Wie wir in den verschiedenen Abschnitten näher ausführen, werden die Emerging Markets nicht unbeschadet aus dieser Krise hervorgehen, da die Bilanzverluste selbst nach einem vorübergehenden Schock noch erheblich sein können. Nachstehend finden Sie unsere wichtigsten Empfehlungen:

  • Grössere EM-Länder mit a) tiefen Binnenmärkten, b) hohem Wachstumspotenzial und c) grossem fiskalischen Spielraum/geringe Schuldenlast werden als Gewinner hervorgehen. China wird angesichts seiner starken Unternehmen des öffentlichen Sektors und seiner Fähigkeit, sich intern über seine Inlandsmärkte zu finanzieren, ein grosser Nutzniesser sein. Indien wird dank hoher inländischer Sparquoten und aufgrund seines Wachstumspotenzials weiterhin von einer beständigen Finanzierungsbasis profitieren. Indonesien verfügt über einen grosszügigen fiskalischen Spielraum und stark gestärkte Institutionen, die seine flachen Inlandsmärkte ausgleichen könnten. In ähnlicher Weise erwarten wir, dass Länder wie Mexiko und die Türkei mit der Situation zurechtkommen werden.
  • Die Frontier-Märkte werden eindeutig die Hauptlast des Stresses tragen und einen potenziellen Verlust an Investitionsmöglichkeiten hinnehmen müssen. Im Gegensatz zu einigen Marktteilnehmern erwarten wir nicht, dass sich der IWF als Retter für private Gläubiger und Länder gleichermassen erweisen wird. Sie sind nach wie vor und auch in Zukunft bei der Kreditvergabe im Rahmen ihrer Programme an Schuldentragfähigkeitskennzahlen gebunden, und selbst bei sehr liberalen Annahmen wird der Schaden für einige EM-Länder zu gross werden, als dass man ihn ohne Beteiligung des privaten Sektors an der Umstrukturierung unberücksichtigt lassen könnte.
  • Für viele EM-Länder wird die Verbesserung der Ratings in Frage gestellt werden. Brasiliens Schuldenanstieg, selbst wenn es sich um eine einmalige Erhöhung handelt, wird seinen Weg zurück in den Investment-Grade-Bereich stark einschränken.
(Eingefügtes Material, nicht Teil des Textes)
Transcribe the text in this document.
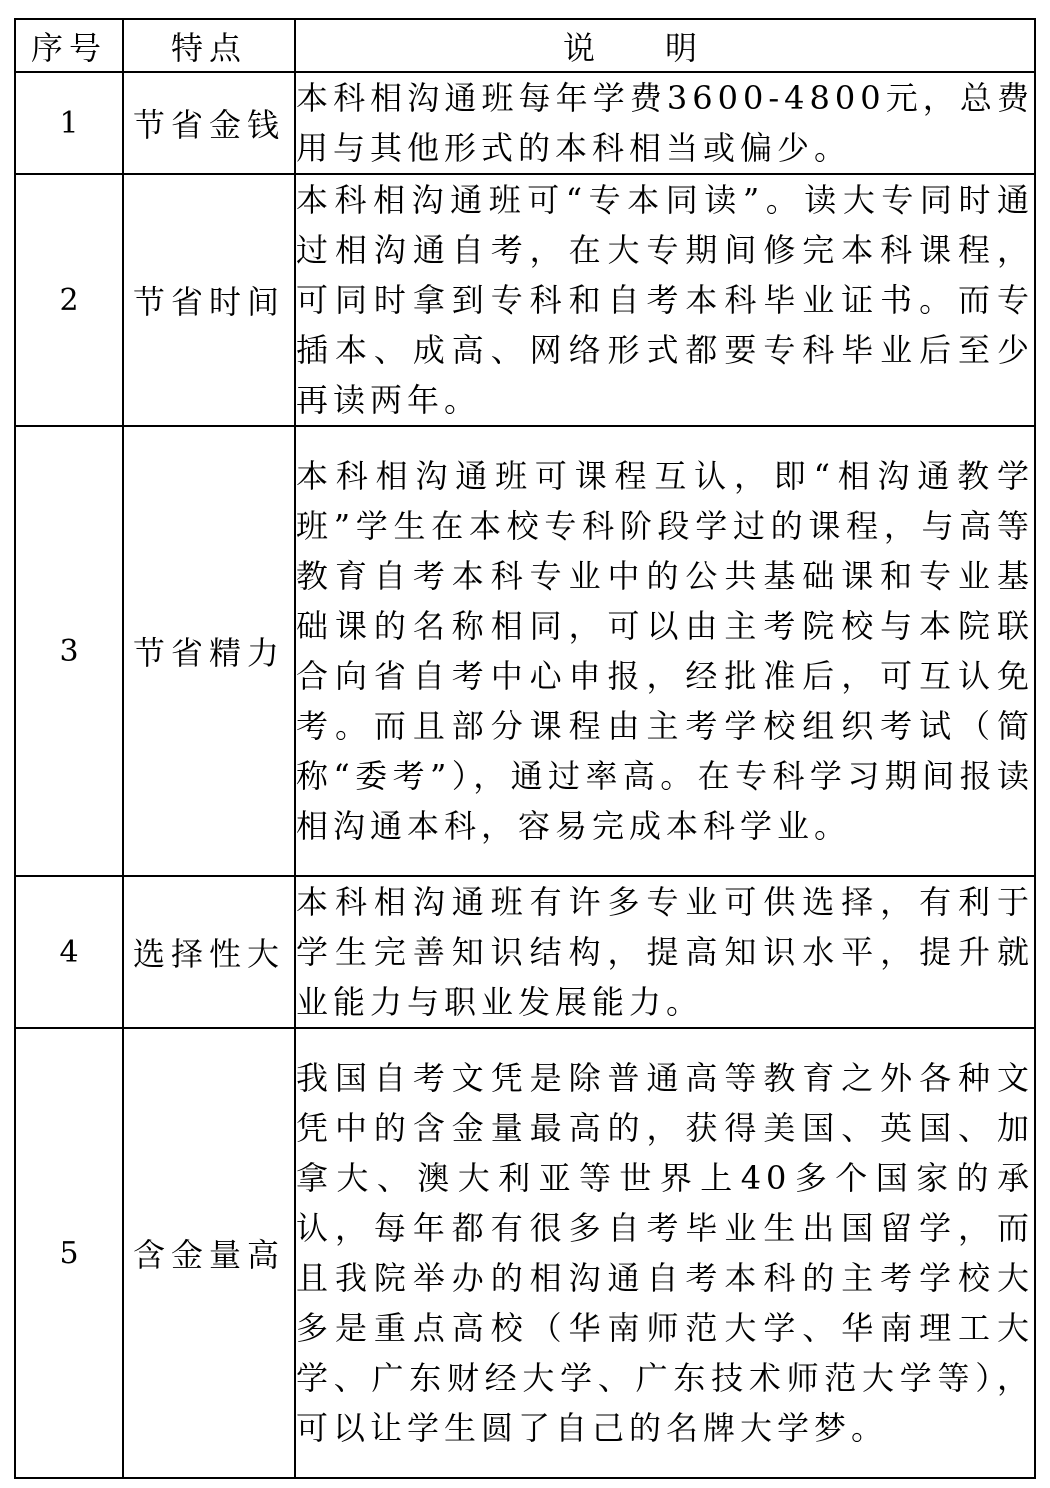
序号	特点	说明
1	节省金钱	本科相沟通班每年学费3600-4800元，总费用与其他形式的本科相当或偏少。
2	节省时间	本科相沟通班可“专本同读”。读大专同时通过相沟通自考，在大专期间修完本科课程，可同时拿到专科和自考本科毕业证书。而专插本、成高、网络形式都要专科毕业后至少再读两年。
3	节省精力	本科相沟通班可课程互认，即“相沟通教学班”学生在本校专科阶段学过的课程，与高等教育自考本科专业中的公共基础课和专业基础课的名称相同，可以由主考院校与本院联合向省自考中心申报，经批准后，可互认免考。而且部分课程由主考学校组织考试（简称“委考”），通过率高。在专科学习期间报读相沟通本科，容易完成本科学业。
4	选择性大	本科相沟通班有许多专业可供选择，有利于学生完善知识结构，提高知识水平，提升就业能力与职业发展能力。
5	含金量高	我国自考文凭是除普通高等教育之外各种文凭中的含金量最高的，获得美国、英国、加拿大、澳大利亚等世界上40多个国家的承认，每年都有很多自考毕业生出国留学，而且我院举办的相沟通自考本科的主考学校大多是重点高校（华南师范大学、华南理工大学、广东财经大学、广东技术师范大学等），可以让学生圆了自己的名牌大学梦。
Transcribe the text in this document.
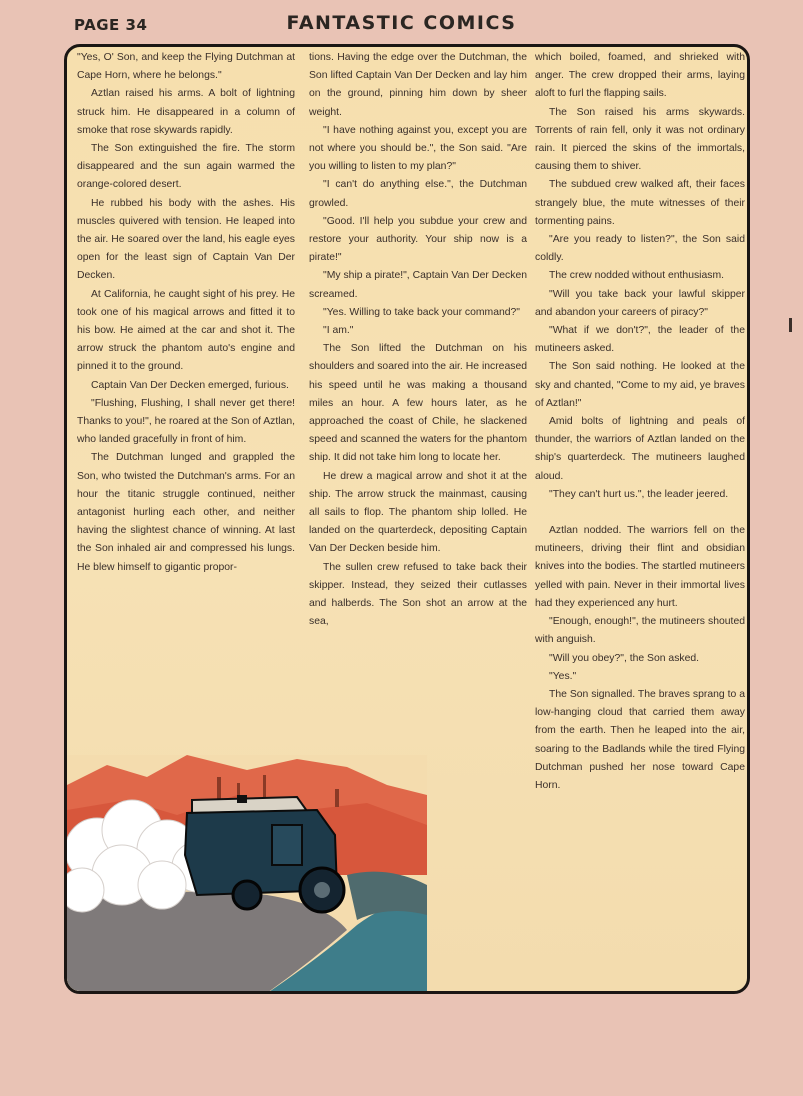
PAGE 34	FANTASTIC COMICS

"Yes, O' Son, and keep the Flying Dutchman at Cape Horn, where he belongs."

Aztlan raised his arms. A bolt of lightning struck him. He disappeared in a column of smoke that rose skywards rapidly.

The Son extinguished the fire. The storm disappeared and the sun again warmed the orange-colored desert.

He rubbed his body with the ashes. His muscles quivered with tension. He leaped into the air. He soared over the land, his eagle eyes open for the least sign of Captain Van Der Decken.

At California, he caught sight of his prey. He took one of his magical arrows and fitted it to his bow. He aimed at the car and shot it. The arrow struck the phantom auto's engine and pinned it to the ground.

Captain Van Der Decken emerged, furious.

"Flushing, Flushing, I shall never get there! Thanks to you!", he roared at the Son of Aztlan, who landed gracefully in front of him.

The Dutchman lunged and grappled the Son, who twisted the Dutchman's arms. For an hour the titanic struggle continued, neither antagonist hurling each other, and neither having the slightest chance of winning. At last the Son inhaled air and compressed his lungs. He blew himself to gigantic propor-

tions. Having the edge over the Dutchman, the Son lifted Captain Van Der Decken and lay him on the ground, pinning him down by sheer weight.

"I have nothing against you, except you are not where you should be.", the Son said. "Are you willing to listen to my plan?"

"I can't do anything else.", the Dutchman growled.

"Good. I'll help you subdue your crew and restore your authority. Your ship now is a pirate!"

"My ship a pirate!", Captain Van Der Decken screamed.

"Yes. Willing to take back your command?"

"I am."

The Son lifted the Dutchman on his shoulders and soared into the air. He increased his speed until he was making a thousand miles an hour. A few hours later, as he approached the coast of Chile, he slackened speed and scanned the waters for the phantom ship. It did not take him long to locate her.

He drew a magical arrow and shot it at the ship. The arrow struck the mainmast, causing all sails to flop. The phantom ship lolled. He landed on the quarterdeck, depositing Captain Van Der Decken beside him.

The sullen crew refused to take back their skipper. Instead, they seized their cutlasses and halberds. The Son shot an arrow at the sea,

which boiled, foamed, and shrieked with anger. The crew dropped their arms, laying aloft to furl the flapping sails.

The Son raised his arms skywards. Torrents of rain fell, only it was not ordinary rain. It pierced the skins of the immortals, causing them to shiver.

The subdued crew walked aft, their faces strangely blue, the mute witnesses of their tormenting pains.

"Are you ready to listen?", the Son said coldly.

The crew nodded without enthusiasm.

"Will you take back your lawful skipper and abandon your careers of piracy?"

"What if we don't?", the leader of the mutineers asked.

The Son said nothing. He looked at the sky and chanted, "Come to my aid, ye braves of Aztlan!"

Amid bolts of lightning and peals of thunder, the warriors of Aztlan landed on the ship's quarterdeck. The mutineers laughed aloud.

"They can't hurt us.", the leader jeered.

Aztlan nodded. The warriors fell on the mutineers, driving their flint and obsidian knives into the bodies. The startled mutineers yelled with pain. Never in their immortal lives had they experienced any hurt.

"Enough, enough!", the mutineers shouted with anguish.

"Will you obey?", the Son asked.

"Yes."

The Son signalled. The braves sprang to a low-hanging cloud that carried them away from the earth. Then he leaped into the air, soaring to the Badlands while the tired Flying Dutchman pushed her nose toward Cape Horn.
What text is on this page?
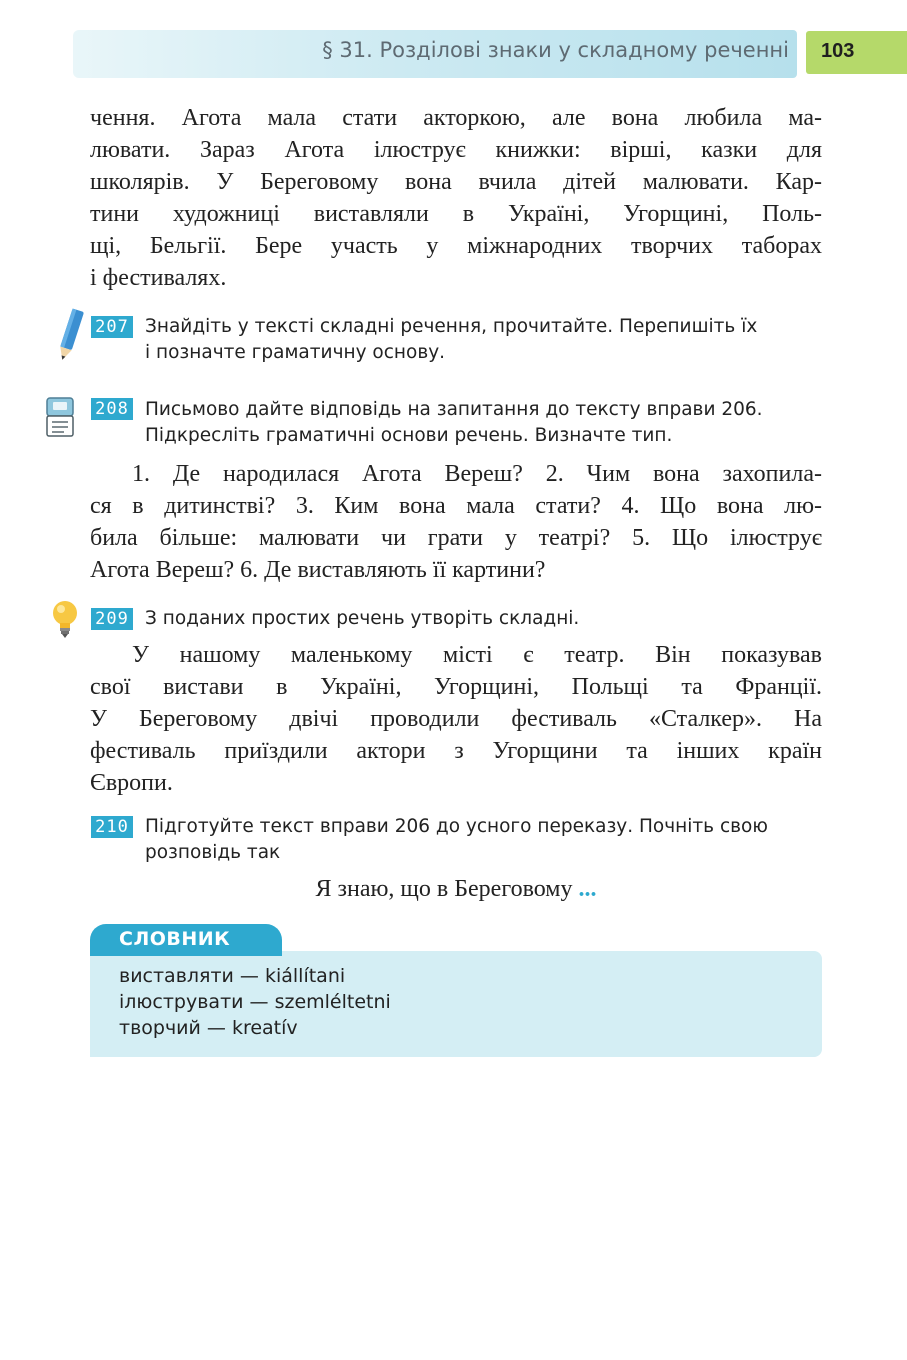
§ 31. Розділові знаки у складному реченні 103
чення. Агота мала стати акторкою, але вона любила ма-
лювати. Зараз Агота ілюструє книжки: вірші, казки для
школярів. У Береговому вона вчила дітей малювати. Кар-
тини художниці виставляли в Україні, Угорщині, Поль-
щі, Бельгії. Бере участь у міжнародних творчих таборах
і фестивалях.
207 Знайдіть у тексті складні речення, прочитайте. Перепишіть їх
і позначте граматичну основу.
208 Письмово дайте відповідь на запитання до тексту вправи 206.
Підкресліть граматичні основи речень. Визначте тип.
1. Де народилася Агота Вереш? 2. Чим вона захопила-
ся в дитинстві? 3. Ким вона мала стати? 4. Що вона лю-
била більше: малювати чи грати у театрі? 5. Що ілюструє
Агота Вереш? 6. Де виставляють її картини?
209 З поданих простих речень утворіть складні.
У нашому маленькому місті є театр. Він показував
свої вистави в Україні, Угорщині, Польщі та Франції.
У Береговому двічі проводили фестиваль «Сталкер». На
фестиваль приїздили актори з Угорщини та інших країн
Європи.
210 Підготуйте текст вправи 206 до усного переказу. Почніть свою
розповідь так
Я знаю, що в Береговому ...
СЛОВНИК
виставляти — kiállítani
ілюструвати — szemléltetni
творчий — kreatív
Die positiven Aussichten von S&P für Japan, die sich aus den Bemühungen um eine Steuerreform ergaben, werden sich angesichts des Ausmasses der politischen Reaktion auf den Covid-19-Schock wahrscheinlich nicht in Rating-Hochstufungen niederschlagen. Die rohstoffexportierenden Volkswirtschaften werden auch mit Fragen der fiskalischen Nachhaltigkeit und der künftigen Wachstumsaussichten konfrontiert sein und wahrscheinlich ebenfalls unter Druck geraten.
  • Investment Grade Asia verfügt über bedeutende politische Puffer, um dem globalen Nachfrageschock standzuhalten. Asien ist in den meisten Fällen den niedrigeren Rohstoffpreisen weniger ausgesetzt (und kann sogar davon profitieren) und kann sich daher den Luxus leisten, nur eine, statt zwei Schocksituationen verkraften zu müssen. Die Region hat im Laufe der Jahre auch beträchtliche politische Puffer aufgebaut und ist daher in der Lage, proaktiver zu reagieren, um ihre Volkswirtschaften zu schützen.

Wir gehen auch sehr ausführlich auf die grundlegenden Zusammenhänge ein, ohne die Bewertungen näher zu beleuchten. Das Bewertungs-Overlay ist zweifellos relativ günstig und kann für Anleger, die selektiv und diszipliniert in Schwellenländer investieren, einen guten Einstieg darstellen. Angesichts der grossen Fluktuation im System sollten Anleger den Aufbau von Portfolios in Erwägung ziehen, die Ratingmigrationen ermöglichen, solange mildernde Bedingungen (wie oben beschrieben) bestehen bleiben.